Основываясь на идеях Беккариа, Мордвинов утверждал, что важнейшей жизненной необходимостью является точность установления вины. Перед судьей стоит единственная задача, а именно: пользоваться здравым смыслом при оценке фактов. Просматривая многотомное досье, пожилой сановник быстро понял, что Велижское дело – это не обычное оккультное преступление. Оно связано с вечным вопросом, действительно ли евреи приносят в жертву детей-христиан ради проведения кровавого обряда. В пространной записке, посвященной Велижскому делу, Мордвинов отмечает, что духовные и светские власти на протяжении веков рассматривали этот вопрос и всегда приходили к одному и тому же выводу. В XIII веке папа Иннокентий IV издавал буллы, где проклинал кровавые наветы. Три века спустя польские правители высказывались в том же духе по нескольким различным поводам. В XVIII веке, после долгого расследования ритуальных преступлений в Польше, Ватикан назвал обвинения против евреев беспочвенными. Совсем недавно, в 1817 году, российское правительство требовало от губернских чиновников строго придерживаться обоснованных документальных доказательств при рассмотрении дел, признанных ритуальными убийствами [Мордвинов 1903: 120–122].
На взгляд обычного человека, комиссия собрала против евреев достаточно материалов, основанных на обширной доказательной базе [Wortman 1976: 60; Lincoln 1982: 12]. Мордвинов, однако, принадлежал к крайне узкому кругу представителей государственной машины, состоявшему из людей образованных, ратующих за точность в исполнении законов и требующих, чтобы все официальные поручения выполнялись быстро и четко [Repczuk 1962: 21; Lincoln 1982: 1-40]. Отказавшись от архаичных представлений в пользу науки и цивилизации, он был полностью нетерпим, как в личной, так и в профессиональной жизни, ко всему, что имело душок мистицизма или иррациональности. Мордвинов утверждал, что генерал-губернатор Хованский пренебрег многими юридическими возможностями и сделал все, чтобы доказать, будто евреи, пролившие кровь Христа, – враги христианства. Более того, сановнику было непонятно, как в его эпоху кровавый навет может пройти по всем инстанциям судопроизводства до высшего суда империи. Понимая, что более сорока евреев находятся под арестом и еще очень многие ощущают давление дознавателей на их общину, председатель Департамента гражданских и духовных дел не видел иного выбора, кроме как полностью погрузиться во все перипетии этого дела [Мордвинов 1903: 125].

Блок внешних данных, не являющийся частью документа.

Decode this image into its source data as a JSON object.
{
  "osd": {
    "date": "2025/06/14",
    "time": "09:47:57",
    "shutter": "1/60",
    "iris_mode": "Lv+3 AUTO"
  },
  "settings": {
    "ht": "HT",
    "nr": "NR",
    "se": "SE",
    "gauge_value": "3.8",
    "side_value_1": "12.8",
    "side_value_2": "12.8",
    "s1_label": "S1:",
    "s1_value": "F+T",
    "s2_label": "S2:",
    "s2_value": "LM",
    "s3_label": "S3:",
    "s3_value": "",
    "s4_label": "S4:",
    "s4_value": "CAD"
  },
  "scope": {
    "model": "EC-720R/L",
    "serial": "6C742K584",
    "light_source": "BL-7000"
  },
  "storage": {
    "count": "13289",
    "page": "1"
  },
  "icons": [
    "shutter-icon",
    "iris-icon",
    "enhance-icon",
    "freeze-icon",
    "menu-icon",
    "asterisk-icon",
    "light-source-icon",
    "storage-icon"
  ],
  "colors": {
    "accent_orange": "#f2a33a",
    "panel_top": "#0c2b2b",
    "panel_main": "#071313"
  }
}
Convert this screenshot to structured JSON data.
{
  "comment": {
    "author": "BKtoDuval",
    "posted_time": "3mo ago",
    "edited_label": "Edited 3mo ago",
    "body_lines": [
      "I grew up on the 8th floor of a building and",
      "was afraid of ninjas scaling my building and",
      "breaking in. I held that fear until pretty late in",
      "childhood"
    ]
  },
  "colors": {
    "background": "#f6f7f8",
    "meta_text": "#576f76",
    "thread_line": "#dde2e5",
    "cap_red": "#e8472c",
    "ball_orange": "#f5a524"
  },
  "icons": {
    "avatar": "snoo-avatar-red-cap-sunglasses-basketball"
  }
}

Согласно существовавшей схеме расследования, дабы вынести подозреваемому приговор, требовалось доказать две вещи: наличие состава преступления и то, что обвиняемый действительно является виновным. В николаевской России, как и во всей континентальной Европе, большое влияние на вынесение решения оказывали результаты судебно-медицинской экспертизы. Хотя заключения врачей не всегда являлись для судьи определяющими, все же показания экспертов могли повлиять на его решение, а зачастую и влияли. Чтобы выдвинуть убедительное обвинение против евреев, следователи должны были представить неоспоримые доказательства: полное и чистосердечное признание обвиняемых и медицинское заключение, которое однозначно подтверждало бы факт совершения преступления. В случаях, когда речь шла об убийстве, в том числе и ритуальном, заключение врача играло особенно важную роль, важнее считалось только чистосердечное признание [Becker 2011: 31–33].